The CFPB claims that the financial crisis was caused by mortgage lenders profiting on loans that set people up to fail. This is revisionist history. In reality, the crisis was caused by the failure of ratings agencies to account for drops in housing prices. An unprecedented spike in unemployment also played a role, as people who lose their incomes are usually at elevated risk to default on financial obligations – a fact so obvious that it seems disingenuous at best that the CFPB suggests an alternate history.
While the CFPB does develop themes in an attempt to define acts or practices that they consider “abusive” such as: 1) materially interfering with consumers’ understanding of the terms and conditions of the transaction; 2) taking unreasonable advantage of the consumer; 3) a lack of understanding on consumers’ part; 4) inability of consumers to protect their interests; and 5) reasonable reliance by the consumer; due to their incorrect and inaccurate understandings, the CFPB says that the following could be considered abusive:
- Fine print and complex language;
- Form contracts;
- Pop-ups or drop-down boxes;
- Multiple click-throughs;
- If a consumer doesn’t benefit from a product or service;
- Complicated products;
- If an entity benefits from “increased market share, revenue, cost savings, profits, reputational benefits, and other operational benefits;”
- “Negative consumer outcomes;”
- A consumer having “unequal bargaining power;”
- Gaps in understanding, which are risks, which include default;
- A product or service the consumer complains about;
- Anything a consumer says is abusive;
- Risky transactions;
- If it takes too long to obtain the consumer financial product or service;
- Customer support taking too long;
- A consumer having to spend money;
- Servicing (when a customer cannot select the servicer), including credit reporting companies, debt collectors, and third-party loan servicers;
- Large companies; and
- Brokers who don’t have a fiduciary duty to the borrower.
The Bureau claims that abusiveness requires no showing of substantial injury to establish liability, so a business practice that causes no harm to consumers could still be determined by the Bureau to be abusive.
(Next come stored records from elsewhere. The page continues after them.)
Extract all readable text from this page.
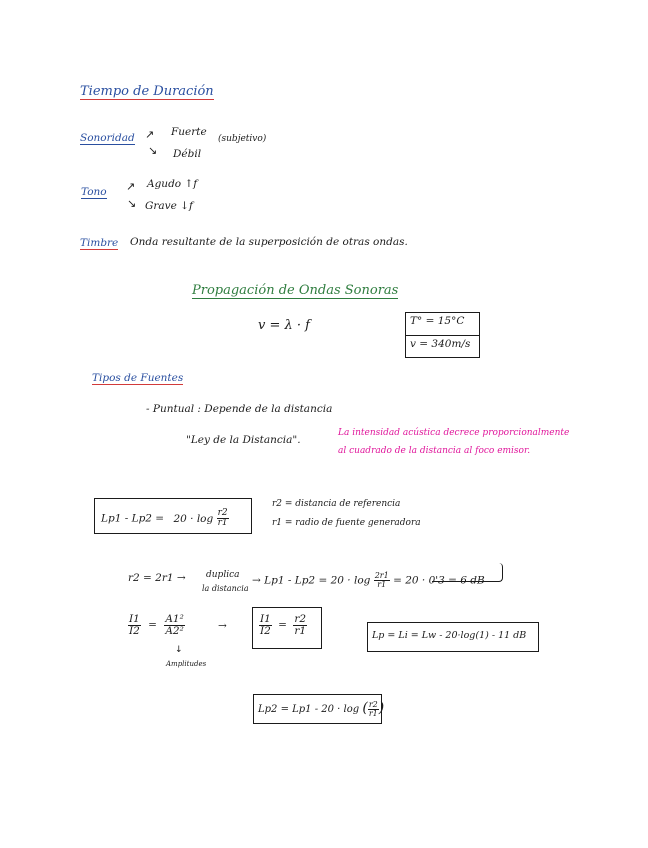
Tiempo de Duración
Sonoridad ↗
↘
Fuerte
Débil
(subjetivo)
Tono ↗
↘
Agudo ↑f
Grave ↓f
Timbre Onda resultante de la superposición de otras ondas.
Propagación de Ondas Sonoras
v = λ · f	T° = 15°C
v = 340m/s
Tipos de Fuentes
- Puntual : Depende de la distancia
"Ley de la Distancia".
La intensidad acústica decrece proporcionalmente
al cuadrado de la distancia al foco emisor.
$Lp1 - Lp2 = 20 \cdot \log \frac{r2}{r1}$
r2 = distancia de referencia
r1 = radio de fuente generadora
r2 = 2r1 → duplica
la distancia
→ $Lp1 - Lp2 = 20 \cdot \log \frac{2r1}{r1} = 20 \cdot 0'3 = 6$ dB
$\frac{I1}{I2} = \frac{\text{A1²}}{\text{A2²}}$
↓
Amplitudes
→	$\frac{I1}{I2} = \frac{r2}{r1}$	Lp = Li = Lw - 20·log(1) - 11 dB
Lp2 = Lp1 - 20 · log ( $\frac{r2}{r1}$ )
How is this consumer protection?
The Bureau also says that the Dodd-Frank Act does not require an investigative accounting of costs and benefits to make a finding, and claims it can just conduct a qualitative assessment to determine if it thinks a company took advantage of a consumer.
In addition, the Bureau, in its way of thinking, says it does not matter whether the business in question causes a consumer’s lack of understanding through untruthful statements or other actions or omissions. The fact that the consumer simply claims to not understand something is sufficient to be abusive. By this logic, a consumer who simply does not understand how food is packaged, is being abused when they purchase a can of peas. Moreover, it indicates that a lack of understanding can be caused by unrelated third parties and can exist even when there is no contractual relationship between the person and the entity accused of taking unreasonable advantage of the person’s lack of understanding. Furthermore, the statutory text of the prohibition does not require that the consumer’s lack of understanding be reasonable to demonstrate abusive conduct. Similarly, the prohibition does not require proof that some threshold number of people lacked understanding to establish that an act or practice was abusive. There may be a violation with respect to some consumers even if other consumers do not lack understanding. This absolute reliance on subjectivity essentially puts an impossible burden on industry to conduct business.
This policy statement, with its false foundations and wild potential consequences, will cause great concern for the consumer finance industry and should cause great concern for Congress, which has oversight of the CFPB. Creditors will certainly have a difficult time understanding how to maintain a business that avoids the pitfalls of the broad “abusive” standard. But as an example of the urgent need to reform the CFPB, this document is more than understandable.